Brexit deal to avoid hard Border in North is labelled 'a fairytale'
The deal made between the UK and EU to avoid a hard Border in the North is a "fairytale", an EU source has told the Irish Independent.
Last December, the British government committed to maintaining all EU rules and regulations after Brexit so as to avoid a need for a major customs infrastructure between the North and the Irish State.
However, the UK's affirmation this week that it is to leave the customs union means customs checks between Northern Ireland and the Irish State are now inevitable.
It is a "fairytale to think" there will be no Border posts with the UK outside the customs union, said the EU source.

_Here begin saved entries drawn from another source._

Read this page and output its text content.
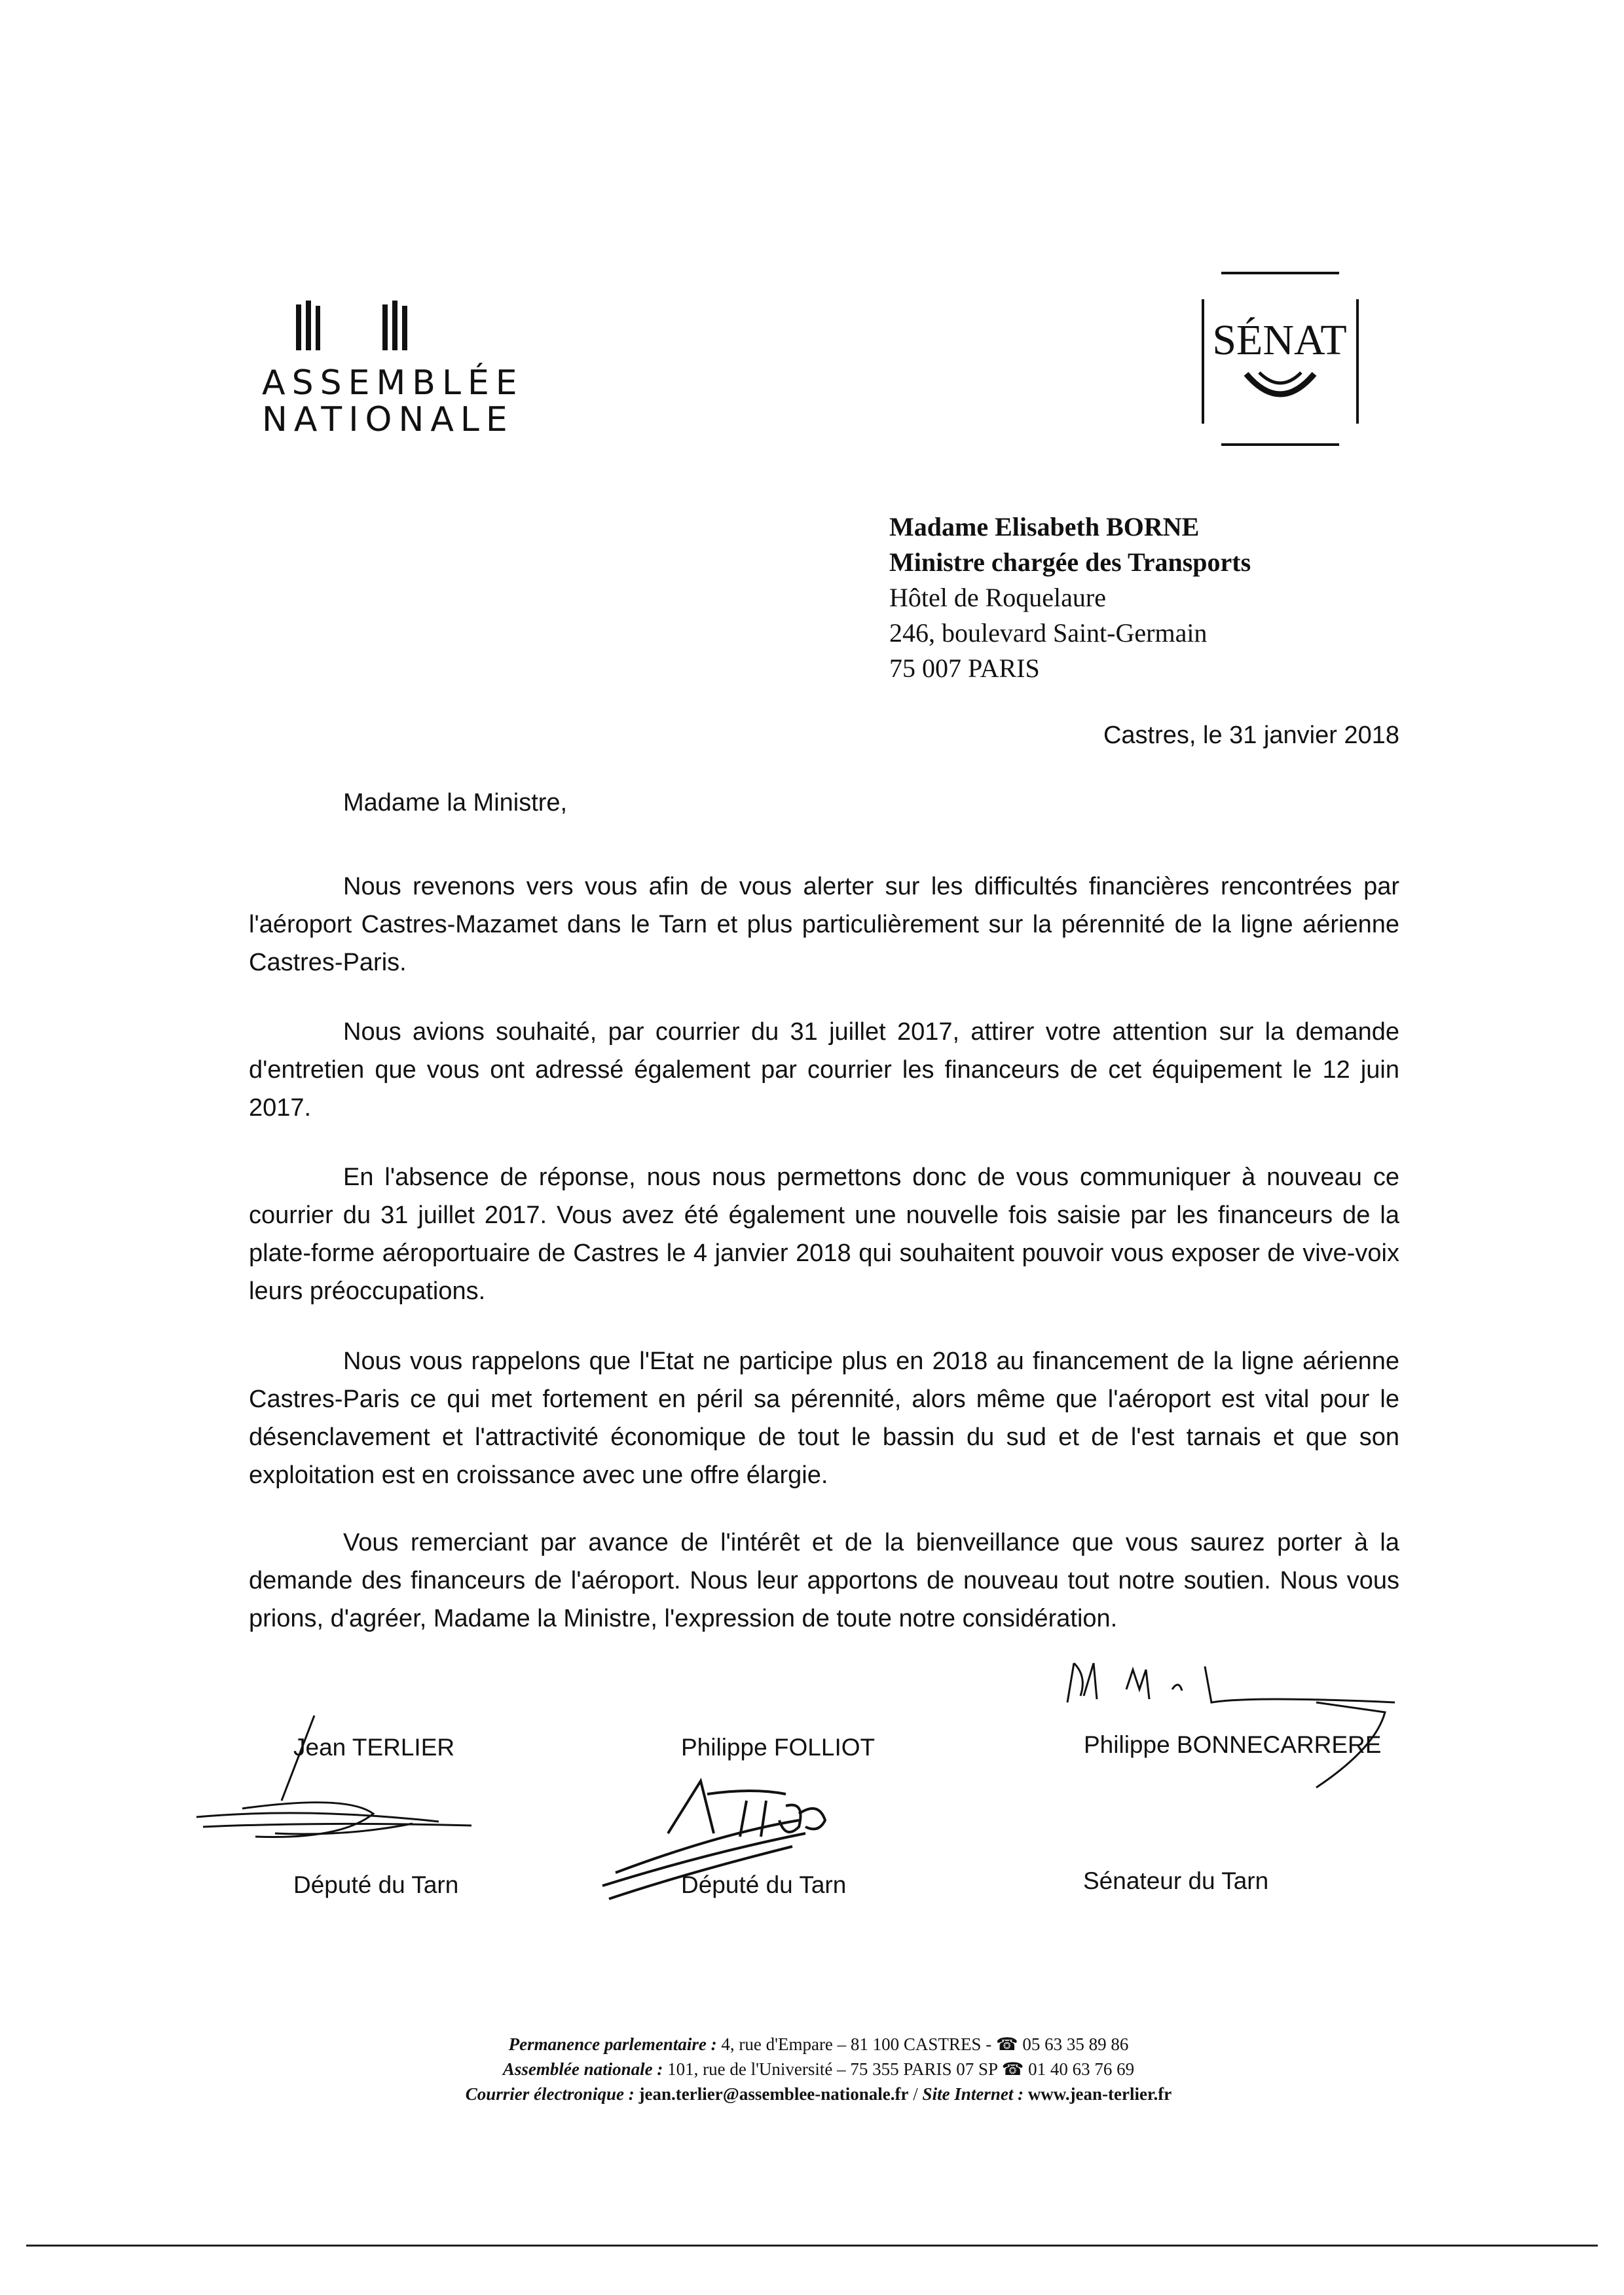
ASSEMBLÉE
NATIONALE
SÉNAT
Madame Elisabeth BORNE
Ministre chargée des Transports
Hôtel de Roquelaure
246, boulevard Saint-Germain
75 007 PARIS
Castres, le 31 janvier 2018
Madame la Ministre,

Nous revenons vers vous afin de vous alerter sur les difficultés financières rencontrées par l'aéroport Castres-Mazamet dans le Tarn et plus particulièrement sur la pérennité de la ligne aérienne Castres-Paris.

Nous avions souhaité, par courrier du 31 juillet 2017, attirer votre attention sur la demande d'entretien que vous ont adressé également par courrier les financeurs de cet équipement le 12 juin 2017.

En l'absence de réponse, nous nous permettons donc de vous communiquer à nouveau ce courrier du 31 juillet 2017. Vous avez été également une nouvelle fois saisie par les financeurs de la plate-forme aéroportuaire de Castres le 4 janvier 2018 qui souhaitent pouvoir vous exposer de vive-voix leurs préoccupations.

Nous vous rappelons que l'Etat ne participe plus en 2018 au financement de la ligne aérienne Castres-Paris ce qui met fortement en péril sa pérennité, alors même que l'aéroport est vital pour le désenclavement et l'attractivité économique de tout le bassin du sud et de l'est tarnais et que son exploitation est en croissance avec une offre élargie.

Vous remerciant par avance de l'intérêt et de la bienveillance que vous saurez porter à la demande des financeurs de l'aéroport. Nous leur apportons de nouveau tout notre soutien. Nous vous prions, d'agréer, Madame la Ministre, l'expression de toute notre considération.

Jean TERLIER	Philippe FOLLIOT	Philippe BONNECARRERE
Député du Tarn	Député du Tarn	Sénateur du Tarn
Permanence parlementaire : 4, rue d'Empare – 81 100 CASTRES - ☎ 05 63 35 89 86
Assemblée nationale : 101, rue de l'Université – 75 355 PARIS 07 SP ☎ 01 40 63 76 69
Courrier électronique : jean.terlier@assemblee-nationale.fr / Site Internet : www.jean-terlier.fr
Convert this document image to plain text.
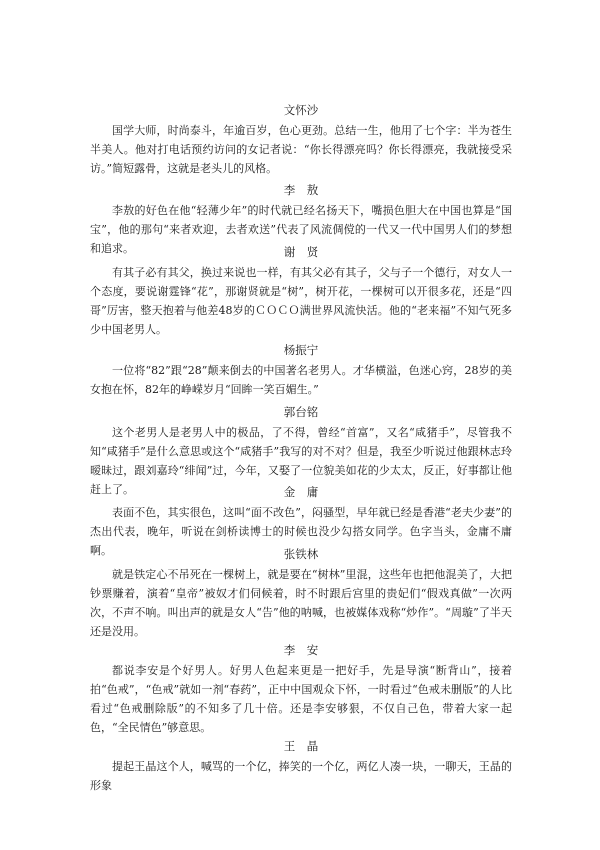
文怀沙

国学大师，时尚泰斗，年逾百岁，色心更劲。总结一生，他用了七个字：半为苍生半美人。他对打电话预约访问的女记者说：“你长得漂亮吗？你长得漂亮，我就接受采访。”简短露骨，这就是老头儿的风格。

李　敖

李敖的好色在他“轻薄少年”的时代就已经名扬天下，嘴损色胆大在中国也算是“国宝”，他的那句“来者欢迎，去者欢送”代表了风流倜傥的一代又一代中国男人们的梦想和追求。	谢　贤

有其子必有其父，换过来说也一样，有其父必有其子，父与子一个德行，对女人一个态度，要说谢霆锋“花”，那谢贤就是“树”，树开花，一棵树可以开很多花，还是“四哥”厉害，整天抱着与他差48岁的ＣＯＣＯ满世界风流快活。他的“老来福”不知气死多少中国老男人。

杨振宁

一位将“82”跟“28”颠来倒去的中国著名老男人。才华横溢，色迷心窍，28岁的美女抱在怀，82年的峥嵘岁月“回眸一笑百媚生。”

郭台铭

这个老男人是老男人中的极品，了不得，曾经“首富”，又名“咸猪手”，尽管我不知“咸猪手”是什么意思或这个“咸猪手”我写的对不对？但是，我至少听说过他跟林志玲暧昧过，跟刘嘉玲“绯闻”过，今年，又娶了一位貌美如花的少太太，反正，好事都让他赶上了。	金　庸

表面不色，其实很色，这叫“面不改色”，闷骚型，早年就已经是香港“老夫少妻”的杰出代表，晚年，听说在剑桥读博士的时候也没少勾搭女同学。色字当头，金庸不庸啊。	张铁林

就是铁定心不吊死在一棵树上，就是要在“树林”里混，这些年也把他混美了，大把钞票赚着，演着“皇帝”被奴才们伺候着，时不时跟后宫里的贵妃们“假戏真做”一次两次，不声不响。叫出声的就是女人“告”他的呐喊，也被媒体戏称“炒作”。“周璇”了半天还是没用。

李　安

都说李安是个好男人。好男人色起来更是一把好手，先是导演“断背山”，接着拍“色戒”，“色戒”就如一剂“春药”，正中中国观众下怀，一时看过“色戒未删版”的人比看过“色戒删除版”的不知多了几十倍。还是李安够狠，不仅自己色，带着大家一起色，“全民情色”够意思。

王　晶

提起王晶这个人，喊骂的一个亿，捧笑的一个亿，两亿人凑一块，一聊天，王晶的形象
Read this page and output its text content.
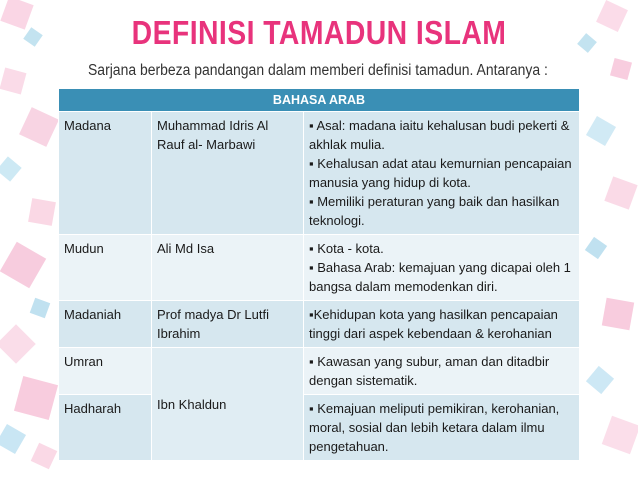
DEFINISI TAMADUN ISLAM
Sarjana berbeza pandangan dalam memberi definisi tamadun. Antaranya :
BAHASA ARAB		
Madana	Muhammad Idris Al Rauf al- Marbawi	▪ Asal: madana iaitu kehalusan budi pekerti & akhlak mulia.
▪ Kehalusan adat atau kemurnian pencapaian manusia yang hidup di kota.
▪ Memiliki peraturan yang baik dan hasilkan teknologi.

Mudun	Ali Md Isa	▪ Kota - kota.
▪ Bahasa Arab: kemajuan yang dicapai oleh 1 bangsa dalam memodenkan diri.

Madaniah	Prof madya Dr Lutfi Ibrahim	▪Kehidupan kota yang hasilkan pencapaian tinggi dari aspek kebendaan & kerohanian

Umran	Ibn Khaldun	▪ Kawasan yang subur, aman dan ditadbir dengan sistematik.

Hadharah		▪ Kemajuan meliputi pemikiran, kerohanian, moral, sosial dan lebih ketara dalam ilmu pengetahuan.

Only on "another planet" will the UK be able to do free trade agreements with other countries and have different standards without strong border control, they said.
Many EU diplomats, as well as former Taoiseach Bertie Ahern, have said the pledge was a "fudge" designed to move the UK to the next phase in talks.
"The EU knows it, the UK knows it, the Irish know it," the EU source said.
Tánaiste and Foreign Affairs Minister Simon Coveney denied it was a "fudge".
Mr Coveney said it contained "clear commitments" and will be transformed into a legal text along with deals on other issues like EU citizens' rights and UK contributions to the Brussels budget by March.
He was responding to questions from Labour leader Brendan Howlin, who said pro-Brexit ministers in the British government have described as "absolute rubbish" any talk of UK rules being aligned with those of the EU.
"The matters that were negotiated on the Border were very clear," Mr Coveney added.
Meanwhile, disarray and a failed attempt by the London government to outline its ambition for an EU-UK relationship post-Brexit is causing major jitters in Dublin.
"The more time passes without clarity the more concerning it gets," an Irish source told the Irish Independent.
The UK cabinet's Brexit sub-committee as spent the week talking about the Northern Irish issue, among other Brexit items.
But most of the discussion has resulted in rancour and further rumours of a heave against Prime Minister Theresa May.
David Davis, the Brexit secretary, also accused Brussels of "discourtesy" and "bad faith" after it published its conditions for a two-year transitional period after the UK officially leaves the EU.
"It remains to be seen what will emerge from the UK cabinet", but it is "critical" it spells out in legal detail the commitments made in December, an Irish official close to the situation said.
A Brexit impact assessment, conducted by the British, indicated that Northern Ireland's GDP will fall by up to 12pc if a UK-EU post-Brexit deal is not done.
The Taoiseach has warned that "time is running out", given the UK is set to exit next year. Leo Varadkar, who is in Vienna meeting with Austrian Chancellor Sebastian Kurz, said: "I am not losing patience but time is running out.
"March 2019 isn't all that far away now." Mr Varadkar said "it's 20 months since the referendum and around two decades since eurosceptics in Britain started seeking one".
"I think at this stage having clarity as to what the UK would like its new relationship to be like would be very welcome.
"But whatever happens, there are two things that we want to see reflected in any withdrawal agreement which is legally binding. First of all the commitments that we have to retain the common travel area... and also that we'll avoid a hard Border between Northern Ireland and the rest of Ireland."
Mr Kurz, the youngest leader in Europe at 31, said: "We will support Ireland because it is in all our interests to find a solution to this delicate issue."